Kode T * hanya terdapat pada lensa Sony ZA yang menunjukkan bahwa lensa ini menggunakan teknologi lapisan Carl Zeiss T *.

Teknologi lapisan ini dikembangkan oleh Alexander Smakula dan dipatenkan pada tahun 1935. Proses ini dikembangkan lebih lanjut pada tahun 1970-an dan disebut sebagai T *.

T-Coating adalah sebuah teknologi multi-mantel anti-reflektif yang secara signifikan dapat mengurangi jumlah pantulan antara elemen dalam lensa yang dapat menurunkan jumlah transmisi cahaya untuk meningkatkan kinerja lensa.

Pelapisan T * tidak mengacu pada formula tertentu, dengan setiap jenis lensa dan desain kaca memerlukan aplikasi tersendiri untuk menghasilkan kinerja optik yang optimal.

XA

Lensa dengan elemen XA atau Asp Extreme Aspherical memiliki elemen asferis yang diproduksi dengan toleransi yang sangat tinggi, Sony mengklaim presisi permukaan hanya 0,01 mikron.

Lensa XA menghasilkan lensa resolusi sangat tinggi dengan elemen fokus yang indah. Saat ini hanya lensa GM yang memiliki elemen XA.

ZA

Istilah kode terakhir untuk lensa Sony adalah ZA atau Zeiss Alpha.

ZA atau Zeiss Alpha adalah lensa yang diproduksi oleh Sony dengan persetujuan Zeiss.

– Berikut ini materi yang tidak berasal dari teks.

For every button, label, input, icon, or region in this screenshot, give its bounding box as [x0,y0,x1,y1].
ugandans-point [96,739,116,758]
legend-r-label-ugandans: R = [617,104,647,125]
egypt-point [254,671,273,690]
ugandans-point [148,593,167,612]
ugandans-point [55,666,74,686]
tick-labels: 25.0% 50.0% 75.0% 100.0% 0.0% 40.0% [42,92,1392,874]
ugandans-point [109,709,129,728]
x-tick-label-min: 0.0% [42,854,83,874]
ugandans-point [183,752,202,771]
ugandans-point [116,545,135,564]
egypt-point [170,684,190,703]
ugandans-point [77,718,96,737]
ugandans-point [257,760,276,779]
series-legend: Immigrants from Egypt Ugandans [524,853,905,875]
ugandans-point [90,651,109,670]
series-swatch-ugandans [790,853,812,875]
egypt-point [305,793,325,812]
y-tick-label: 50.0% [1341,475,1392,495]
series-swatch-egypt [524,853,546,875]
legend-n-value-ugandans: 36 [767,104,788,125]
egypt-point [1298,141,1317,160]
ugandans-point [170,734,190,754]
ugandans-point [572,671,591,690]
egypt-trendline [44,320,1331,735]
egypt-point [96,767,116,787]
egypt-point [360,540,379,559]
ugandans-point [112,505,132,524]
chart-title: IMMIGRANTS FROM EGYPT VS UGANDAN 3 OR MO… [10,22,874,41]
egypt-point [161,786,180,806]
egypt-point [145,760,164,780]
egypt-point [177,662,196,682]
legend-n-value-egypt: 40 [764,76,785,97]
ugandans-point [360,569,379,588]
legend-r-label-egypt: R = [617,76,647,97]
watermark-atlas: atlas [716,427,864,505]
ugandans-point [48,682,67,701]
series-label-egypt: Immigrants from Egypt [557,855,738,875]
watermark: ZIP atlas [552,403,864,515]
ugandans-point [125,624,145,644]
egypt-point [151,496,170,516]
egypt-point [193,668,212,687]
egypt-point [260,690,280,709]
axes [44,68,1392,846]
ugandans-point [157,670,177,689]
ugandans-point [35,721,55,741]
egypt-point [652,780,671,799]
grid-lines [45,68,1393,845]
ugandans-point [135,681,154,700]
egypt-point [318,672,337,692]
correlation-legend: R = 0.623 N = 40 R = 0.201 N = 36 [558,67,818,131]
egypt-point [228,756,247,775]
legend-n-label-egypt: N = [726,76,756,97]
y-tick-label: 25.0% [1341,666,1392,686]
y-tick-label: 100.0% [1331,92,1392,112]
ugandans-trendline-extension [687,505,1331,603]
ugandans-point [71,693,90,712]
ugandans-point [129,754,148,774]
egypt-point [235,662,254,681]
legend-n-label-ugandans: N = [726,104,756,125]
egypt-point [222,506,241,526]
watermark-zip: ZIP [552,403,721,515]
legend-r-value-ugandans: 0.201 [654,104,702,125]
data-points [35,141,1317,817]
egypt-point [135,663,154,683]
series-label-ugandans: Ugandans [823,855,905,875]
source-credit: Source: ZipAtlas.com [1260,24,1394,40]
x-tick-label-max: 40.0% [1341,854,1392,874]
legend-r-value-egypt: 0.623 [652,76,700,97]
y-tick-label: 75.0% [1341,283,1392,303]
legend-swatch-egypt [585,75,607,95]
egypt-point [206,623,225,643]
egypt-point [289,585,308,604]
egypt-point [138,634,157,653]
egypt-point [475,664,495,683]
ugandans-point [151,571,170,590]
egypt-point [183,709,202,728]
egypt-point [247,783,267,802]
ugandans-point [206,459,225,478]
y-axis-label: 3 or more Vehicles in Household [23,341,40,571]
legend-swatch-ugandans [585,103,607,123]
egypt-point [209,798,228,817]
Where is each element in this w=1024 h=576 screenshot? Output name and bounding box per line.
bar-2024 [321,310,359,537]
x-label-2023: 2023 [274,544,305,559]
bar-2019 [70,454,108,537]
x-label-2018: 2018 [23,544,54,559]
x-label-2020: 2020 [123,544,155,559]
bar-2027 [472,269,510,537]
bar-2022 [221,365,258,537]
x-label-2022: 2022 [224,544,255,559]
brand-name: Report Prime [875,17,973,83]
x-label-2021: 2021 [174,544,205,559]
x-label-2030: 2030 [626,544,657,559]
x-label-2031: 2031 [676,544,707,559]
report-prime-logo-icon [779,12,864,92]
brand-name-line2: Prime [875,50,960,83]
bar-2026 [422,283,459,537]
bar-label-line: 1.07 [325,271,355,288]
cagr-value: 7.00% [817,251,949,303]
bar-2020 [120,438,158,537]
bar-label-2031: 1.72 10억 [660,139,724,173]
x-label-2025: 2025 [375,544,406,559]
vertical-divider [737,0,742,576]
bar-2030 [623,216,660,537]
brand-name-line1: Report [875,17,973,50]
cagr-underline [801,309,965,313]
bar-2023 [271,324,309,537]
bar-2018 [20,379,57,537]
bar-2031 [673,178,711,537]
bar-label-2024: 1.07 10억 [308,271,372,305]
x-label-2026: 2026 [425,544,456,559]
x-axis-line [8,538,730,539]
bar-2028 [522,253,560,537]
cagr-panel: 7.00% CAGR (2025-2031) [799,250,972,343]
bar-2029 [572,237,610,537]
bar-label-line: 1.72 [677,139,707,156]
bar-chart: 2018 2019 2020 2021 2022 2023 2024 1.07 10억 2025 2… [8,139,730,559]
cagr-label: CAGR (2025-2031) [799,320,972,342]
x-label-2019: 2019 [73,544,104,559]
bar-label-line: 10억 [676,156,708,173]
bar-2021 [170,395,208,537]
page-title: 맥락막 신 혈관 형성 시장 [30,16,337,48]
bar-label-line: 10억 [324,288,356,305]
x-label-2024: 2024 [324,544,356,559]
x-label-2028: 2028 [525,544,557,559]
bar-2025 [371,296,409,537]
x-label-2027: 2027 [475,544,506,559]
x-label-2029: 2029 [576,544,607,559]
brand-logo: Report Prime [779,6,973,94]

Lensa ZA lahir dari hubungan yang membingungkan antara Sony dan Carl Zeiss. Lensa ini berkualitas sangat tinggi dan merupakan pesaing lensa Sony G dalam hal harga dan kinerja.

Demikian artikel Memahami Singkatan Kode Lensa Sony & Zeiss.

Semoga bermanfaat ..!

referensi: https://shuttermuse.com/sony-zeiss-lens-terminology-abbreviations/

Pos Memahami Singkatan Kode Lensa Sony & Zeiss muncul pertama kali di K-Shot ™.